George Mendosa sailor in WWII kiss photo dies at 95, Alfred Eisenstaedt photo on over of Life magazine, Nurse Greta Zimmer Friedman
From NPR February 19, 2019.
“George Mendonsa, the Navy sailor whose passionate kiss in Times Square symbolized a nation’s exuberance over the end of WWII, has died. He was 95.
The photographer never got the name of the sailor, but Mendonsa claimed it was him, and many experts who analyzed his facial structure came to the same conclusion.
Mendonsa died Sunday after complications from a fall at an assisted living facility in Rhode Island, his daughter told The Providence Journal. He was two days short of his 96th birthday.

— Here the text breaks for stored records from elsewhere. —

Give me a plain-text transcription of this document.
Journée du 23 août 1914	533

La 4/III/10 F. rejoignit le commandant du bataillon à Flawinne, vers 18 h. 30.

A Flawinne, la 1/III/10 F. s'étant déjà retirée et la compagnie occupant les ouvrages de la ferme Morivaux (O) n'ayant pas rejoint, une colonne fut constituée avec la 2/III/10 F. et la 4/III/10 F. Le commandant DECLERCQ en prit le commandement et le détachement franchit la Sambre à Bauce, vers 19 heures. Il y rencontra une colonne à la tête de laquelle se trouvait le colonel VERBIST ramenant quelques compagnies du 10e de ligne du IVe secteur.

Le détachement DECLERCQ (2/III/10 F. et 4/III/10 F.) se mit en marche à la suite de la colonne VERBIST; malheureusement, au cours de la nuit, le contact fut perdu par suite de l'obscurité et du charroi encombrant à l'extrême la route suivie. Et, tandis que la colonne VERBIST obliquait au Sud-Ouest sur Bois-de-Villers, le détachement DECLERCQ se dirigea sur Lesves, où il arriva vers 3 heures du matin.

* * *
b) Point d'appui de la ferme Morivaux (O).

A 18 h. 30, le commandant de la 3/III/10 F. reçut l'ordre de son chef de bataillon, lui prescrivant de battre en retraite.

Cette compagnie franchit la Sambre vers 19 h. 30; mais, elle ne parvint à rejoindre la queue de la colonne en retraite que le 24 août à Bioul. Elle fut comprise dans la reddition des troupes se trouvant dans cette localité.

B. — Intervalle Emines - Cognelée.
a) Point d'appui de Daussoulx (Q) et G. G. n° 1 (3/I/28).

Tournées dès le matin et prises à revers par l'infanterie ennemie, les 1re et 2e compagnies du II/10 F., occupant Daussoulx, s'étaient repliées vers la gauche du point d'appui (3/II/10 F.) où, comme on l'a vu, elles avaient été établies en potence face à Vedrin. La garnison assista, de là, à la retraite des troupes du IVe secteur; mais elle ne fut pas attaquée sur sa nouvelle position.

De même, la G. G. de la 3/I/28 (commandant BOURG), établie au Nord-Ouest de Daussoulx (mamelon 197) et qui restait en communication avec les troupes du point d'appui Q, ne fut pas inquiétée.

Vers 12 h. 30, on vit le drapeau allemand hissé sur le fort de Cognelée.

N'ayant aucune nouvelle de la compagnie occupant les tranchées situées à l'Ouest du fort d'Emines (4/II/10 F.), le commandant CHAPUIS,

The iconic photo on the cover of Life magazine was taken by Alfred Eisenstaedt, and has become one of the most recognizable photos of the 20th century. The same moment was also captured by a Navy photographer, and that version of the image (the one above) is often seen in newspapers as well.”
“”I was watching how the nurses were taking care of the wounded as we were sending them over,” he told the Library of Congress. “And I believe from that day on I had a soft spot for nurses.”
A few months later, fueled by jubilation and a few drinks, Mendonsa walked up to the woman in Times Square.
“It was the uniform she had,” he said. “If that girl did not have a nurse’s uniform on, I honestly believe that I never would have grabbed her.”
Mendonsa didn’t say anything to the woman; he just kissed her. “It happened. She went her way and I went mine.” Why didn’t he ask for her name? “I was with a date,” he said.
His date didn’t mind — in fact, the two went on to marry. Mendonsa didn’t get the name of the woman he kissed. But years later, Greta Zimmer Friedman saw the photo and wrote to the editors of Life to say it was her. In 1980, the Mendonsa and Freidman were reunited when the magazine brought them together for a photo recreation.”